The ECB’s zero interest rate policy makes the persistently high debt levels of consumers and businesses sustainable. This debt is, therefore, no obstacle to higher consumption and investment expenditures. On the other hand, the decline in the PMI for the service sector, which was closely correlated with the change in GDP in the past, shows that growth has its limits even in the eurozone.
We assume that in Q3 and Q4 real GDP will grow at a rate of 0.5% each, which would be slightly lower than in the preceding three quarters (0.6% on average). The ECB will note today’s data with satisfaction. The strong growth will enable the central bank to make the inevitable reduction of its bond purchases in 2018 seem fundamentally justified, as strong growth will also boost inflation over the medium-term.
As per SG projections, a nine-month extension and an aggressive reduction from €60bn to €25bn. This would add €225bn to the stock of bond holdings next year. The program will remain open-ended which gives the ECB the flexibility to extend purchases again into 2019 should economic conditions warrant (too low inflation). The reduction to €25bn also deals with the increased scarcity of the bond universe. The ECB can only hold 33% of a particular bond issue on a nominal basis. The remaining bond universe amounts to €200-300bn.
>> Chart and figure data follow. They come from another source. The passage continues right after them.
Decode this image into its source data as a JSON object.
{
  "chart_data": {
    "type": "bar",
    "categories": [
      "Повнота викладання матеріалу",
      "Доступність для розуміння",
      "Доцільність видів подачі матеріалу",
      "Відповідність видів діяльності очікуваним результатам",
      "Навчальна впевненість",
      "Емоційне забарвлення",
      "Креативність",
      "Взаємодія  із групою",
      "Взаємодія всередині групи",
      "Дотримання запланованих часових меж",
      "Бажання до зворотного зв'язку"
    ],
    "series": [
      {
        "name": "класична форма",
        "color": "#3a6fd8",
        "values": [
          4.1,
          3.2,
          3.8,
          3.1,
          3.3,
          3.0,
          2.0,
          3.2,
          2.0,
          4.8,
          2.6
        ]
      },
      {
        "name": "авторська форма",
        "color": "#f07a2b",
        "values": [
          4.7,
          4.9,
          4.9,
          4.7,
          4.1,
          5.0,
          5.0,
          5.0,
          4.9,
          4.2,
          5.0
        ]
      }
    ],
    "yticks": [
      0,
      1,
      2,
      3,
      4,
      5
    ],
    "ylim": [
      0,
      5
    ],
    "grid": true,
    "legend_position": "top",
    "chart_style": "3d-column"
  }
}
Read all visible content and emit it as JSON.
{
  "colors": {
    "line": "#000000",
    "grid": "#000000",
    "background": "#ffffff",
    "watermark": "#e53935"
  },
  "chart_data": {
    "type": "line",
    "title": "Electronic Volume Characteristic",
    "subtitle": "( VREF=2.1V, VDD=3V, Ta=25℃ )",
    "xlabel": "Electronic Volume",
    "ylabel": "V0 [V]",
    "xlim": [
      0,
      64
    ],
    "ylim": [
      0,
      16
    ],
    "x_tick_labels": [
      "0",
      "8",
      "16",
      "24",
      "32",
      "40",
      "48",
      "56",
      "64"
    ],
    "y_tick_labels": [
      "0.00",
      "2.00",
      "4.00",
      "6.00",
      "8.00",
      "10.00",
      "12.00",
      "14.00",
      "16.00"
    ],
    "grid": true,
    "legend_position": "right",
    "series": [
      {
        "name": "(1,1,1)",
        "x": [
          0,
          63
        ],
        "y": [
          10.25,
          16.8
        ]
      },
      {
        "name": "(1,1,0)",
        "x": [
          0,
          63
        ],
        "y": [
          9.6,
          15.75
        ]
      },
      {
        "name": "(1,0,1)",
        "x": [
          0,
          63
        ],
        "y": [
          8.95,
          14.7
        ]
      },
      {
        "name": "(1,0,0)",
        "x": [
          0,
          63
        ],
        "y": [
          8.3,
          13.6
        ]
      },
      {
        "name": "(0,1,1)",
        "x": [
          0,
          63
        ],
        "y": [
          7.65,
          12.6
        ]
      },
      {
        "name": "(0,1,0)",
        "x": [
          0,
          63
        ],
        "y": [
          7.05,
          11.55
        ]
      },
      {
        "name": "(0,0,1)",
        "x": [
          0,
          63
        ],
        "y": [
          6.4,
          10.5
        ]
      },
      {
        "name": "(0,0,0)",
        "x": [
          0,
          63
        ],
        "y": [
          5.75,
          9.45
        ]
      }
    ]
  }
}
The current option market pricing of 20% overnight vol in EURUSD for the October meeting (refer above table) implies a 0.84% daily spot breakeven on the day, which is closer to the upper-end of our estimated range of EURUSD spot moves between 0.5% -1.0% depending on the tapering package that the Bank announces. The degree of asymmetry in expected spot moves vis-à-vis current vol pricing is not enough in our view to motivate owning event risk premium over Thursday. One aspect of short-dated EURUSD vol surface pricing that does strike us as anomalous is the cheapness of forward volatility priced for after the ECB meeting.
The above nutshell illustrates that the event vacuum after the October ECB is reflected in a1 vol+ rolldown of 1M ATM vols post meeting. The absolute level of the forward vol matters too: 6.1 as the forward level of EURUSD 1M ATM vol after the meeting date at the time of writing is extremely low and has rarely been reached let alone sustained judging by the history of EURUSD 1M vol in recent years (refer above chart).
Additionally, Euro spot has been realizing 6.0 -6.5% in recent weeks even in a quiet market, so there is no risk premium priced into forward vols for any unexpected dollar volatility brought about by either a re-pricing of Fed expectations or more trade/NAFTA/fiscal noises out of Washington. Owning post-ECB forward vol is therefore much better risk-reward in our view than buying the event itself.